病棟(多床室)の環境をそれぞれの入院患者の好みに合わせて自動制御する――。そんなシステムを、鹿島建設とNECネッツエスアイが共同で開発した。病室内に設置したセンサーから得た情報を基に、空調や照明などの設備機器をリアルタイムに最適化するシステムである。2018年3月15日に鹿島技術研究所(東京都調布市)で実施された記者会見で、同研究所内の実験室に設置されたシステムが公開された。
療養環境向上システム「NEM-AMORE」(ネマモーレ)と呼ぶこのシステムでは、病室内に患者の睡眠状態を検知する生体センサーと、病室内の騒音、照度、温度などを測定する環境センサーを設置。それらで取得したデータを踏まえて、患者それぞれに最適化した「音」「光」「温熱」の室内環境に設定する。
患者ごとの睡眠状況や、手動で調節した明るさや温度の記録が常にサーバーに蓄積されるため、そのデータを基に患者個々の生活リズムや好みに合わせたオーダーメイドの室内環境にすることが可能という。鹿島建設が2016年10月に開発を発表した睡眠環境向上技術と、NECネッツエスアイのIoT技術やホテル向けルームマネジメントシステムで培った環境制御技術を融合して実現した。
「音」については、患者の就寝時に微弱な音(ブラウンノイズ)を発生させることで周りの雑騒音を緩和して入眠を促す。睡眠を検知した後はノイズを徐々に下げ、自動的に消音する。さまざまな音が混在して患者が耳障りに感じることや、逆に静かすぎると隣接する患者の生活音や廊下のスリッパ音などが気になってしまうことを解消する。

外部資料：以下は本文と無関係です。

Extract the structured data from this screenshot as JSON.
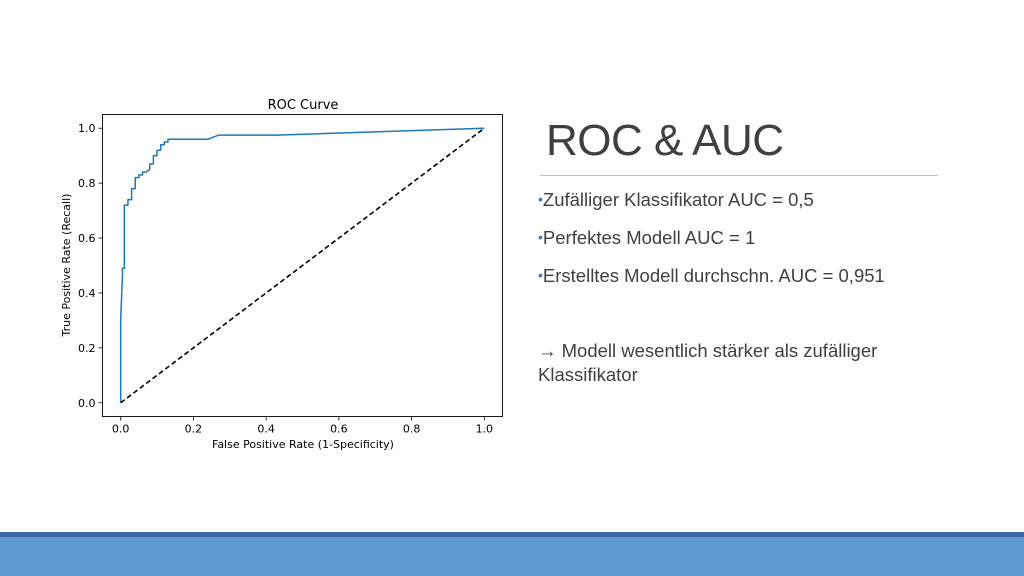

「光」については、サーカディアンリズムを踏まえ、病室内の照度を朝方は上げ、昼以降は徐々に下げていくといった、一日の生活リズムが安定するような光環境を自動的に創出する。多床室においては、窓側と廊下側の患者で日中受ける照度にばらつきが出るため、環境センサーでモニタリングしながら最適化するという。
「温熱」については、患者の就寝時には送風によって快適な入眠と深い眠りを促す。睡眠を検知して一定時間が経過した後には送風装置を弱めつつ、室内空調を最適化するという。
鹿島建設とNECネッツエスアイは、2018年度から年間200床以上を目標に医療施設への提案を本格的に推進する考え。病院に限らず、ホテルや高齢者施設などに向けた適用拡大も図っていくとしている。